Wednesday, the Senate passed legislation that would allow for the creation of the Infrastructure Bank. According to the bill passed, this corporation’s purpose is to “invest in, and seek to attract private sector and institutional investments to, revenue-generating infrastructure projects.”
Bill C-44 allows government to implement certain provisions to the federal budget, including making room for the much-talked-about Infrastructure Bank. The bank will help structure proposals and negotiate agreements for infrastructure projects across the country. They will receive unsolicited proposals from the private sector or institutional investors, provide advice to all levels of government, and monitor the state of infrastructure in Canada.

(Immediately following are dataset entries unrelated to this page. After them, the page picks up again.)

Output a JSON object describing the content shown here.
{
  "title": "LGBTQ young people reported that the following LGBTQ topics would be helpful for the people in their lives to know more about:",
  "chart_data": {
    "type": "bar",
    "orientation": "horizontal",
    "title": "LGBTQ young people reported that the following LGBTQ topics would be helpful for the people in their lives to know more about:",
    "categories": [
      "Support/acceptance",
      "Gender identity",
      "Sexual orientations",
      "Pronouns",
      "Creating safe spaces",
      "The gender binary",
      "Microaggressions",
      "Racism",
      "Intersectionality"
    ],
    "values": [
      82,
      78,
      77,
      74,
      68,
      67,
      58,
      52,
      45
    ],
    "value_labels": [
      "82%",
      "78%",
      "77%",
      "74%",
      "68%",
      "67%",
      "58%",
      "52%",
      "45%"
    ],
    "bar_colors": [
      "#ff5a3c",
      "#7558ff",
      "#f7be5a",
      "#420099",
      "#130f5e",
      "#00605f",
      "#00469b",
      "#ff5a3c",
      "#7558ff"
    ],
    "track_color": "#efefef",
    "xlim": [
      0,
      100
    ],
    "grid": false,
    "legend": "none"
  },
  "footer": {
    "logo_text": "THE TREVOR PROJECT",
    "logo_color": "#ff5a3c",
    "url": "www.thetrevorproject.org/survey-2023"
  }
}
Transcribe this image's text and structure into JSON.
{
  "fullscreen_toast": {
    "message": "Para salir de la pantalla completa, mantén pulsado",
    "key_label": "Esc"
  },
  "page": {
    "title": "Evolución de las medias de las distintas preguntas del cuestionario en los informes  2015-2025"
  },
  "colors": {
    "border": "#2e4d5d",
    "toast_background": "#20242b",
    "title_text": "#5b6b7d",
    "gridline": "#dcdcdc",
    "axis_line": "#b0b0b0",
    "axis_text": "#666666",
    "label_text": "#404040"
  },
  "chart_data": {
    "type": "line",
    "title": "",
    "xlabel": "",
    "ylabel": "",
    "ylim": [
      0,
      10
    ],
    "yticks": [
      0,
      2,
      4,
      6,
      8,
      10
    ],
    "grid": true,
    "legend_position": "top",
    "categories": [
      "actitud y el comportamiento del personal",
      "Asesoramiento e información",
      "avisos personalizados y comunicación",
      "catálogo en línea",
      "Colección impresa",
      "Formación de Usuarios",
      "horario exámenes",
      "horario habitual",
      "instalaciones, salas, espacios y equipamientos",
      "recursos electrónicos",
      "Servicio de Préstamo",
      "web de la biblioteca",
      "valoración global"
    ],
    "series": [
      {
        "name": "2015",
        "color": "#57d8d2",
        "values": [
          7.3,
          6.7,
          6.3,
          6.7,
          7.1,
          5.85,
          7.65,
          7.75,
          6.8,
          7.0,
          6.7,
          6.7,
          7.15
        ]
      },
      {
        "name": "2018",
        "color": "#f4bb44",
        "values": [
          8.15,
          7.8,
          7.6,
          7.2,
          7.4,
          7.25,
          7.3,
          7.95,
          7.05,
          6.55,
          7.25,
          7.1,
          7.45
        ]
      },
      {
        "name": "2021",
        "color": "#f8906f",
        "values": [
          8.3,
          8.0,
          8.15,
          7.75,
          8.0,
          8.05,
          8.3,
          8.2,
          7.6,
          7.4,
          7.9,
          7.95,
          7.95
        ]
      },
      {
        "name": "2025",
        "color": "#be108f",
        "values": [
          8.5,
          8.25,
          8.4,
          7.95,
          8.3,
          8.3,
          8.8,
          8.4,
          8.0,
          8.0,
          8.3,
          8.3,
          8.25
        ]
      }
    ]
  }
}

As Bruce McCuaig, Executive Advisor of the Privy Council, said Tuesday at a seminar on alternative financing, “If we were to build all infrastructure on public balance sheets, we wouldn’t be able to get there.”
The seminar McCuaig spoke at Tuesday was hosted by the Transit Alliance, a non-political organization for those who work in the transit and infrastructure industry, students, or those interested in transit and transit planning in cities across Southern Ontario. Much of the discussion centered around whether or not the Infrastructure Bank is going to be useful for municipalities.
The biggest challenge is that Bill C-44 only outlines the recommendations and the broad powers the Infrastructure Bank holds. There are still quite a few details to work out, for example how the Infrastructure Bank will balance public and private interests. The general consensus is that the bank will provide opportunities for municipalities, but that it should focus on projects that are having a harder time finding funding.
As the bank starts to develop and grow, more information will become available.